In terms of organisation, addressing these multidisciplinary challenges involves the complementary expertise of several Inria teams at all levels. E.g., addressing the complex problem of simultaneously animating and rendering high-quality avatars requires to couple expertise in reconstruction (MORPHEO), biomechanics (MIMETIC) and rendering (GRAPHDECO). Similarly, reaching multisensory interaction for users through their avatar requires expertise in animation (MIMETIC), in creating novel intuitive input devices (LOKI), in multi-sensory feedback (HYBRID), as well as a strong know-how in human computer-interaction (POTIOC), in order to design these novel interaction techniques in a manner that is thought for and centered on avatars. Our scientific challenges are also strongly interconnected with fundamental knowledge in perception, psychology and neuroscience, provided by Prof. Mel Slater (Univ. Barcelona, ERC laureate), world expert on fundamental psychological and neuroscience aspects of “virtual embodiment”. Our results will then be illustrated by means of relevant demonstrators in the field of immersive cinema developed in collaboration with a leading industrial partner InterDigial (VFX/VR team, formerly Technicolor), as well as in the field of VR training in collaboration with Faurecia.
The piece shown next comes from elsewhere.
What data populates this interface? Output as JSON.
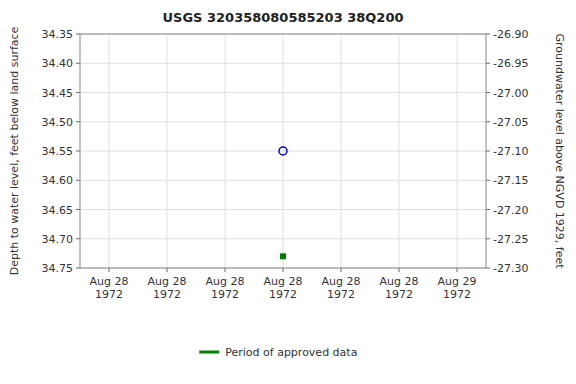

This initiative is a unique opportunity to gather, inside the same institute, all the scientific and technological expertises needed to cover the entire pipeline and thus address all-in-one: the acquisition, simulation, display, and interaction with avatars, as well as the necessary perceptual/psychological perspective by including a leading psychological expert in the field of “virtual embodiment”. These collaborations will enable the creation of the next generation of avatars, capable of being deployed in the majority of immersive applications, from home to industrial setups, where the avatar should thus become an effective tool truly enabling communication within shared experiences.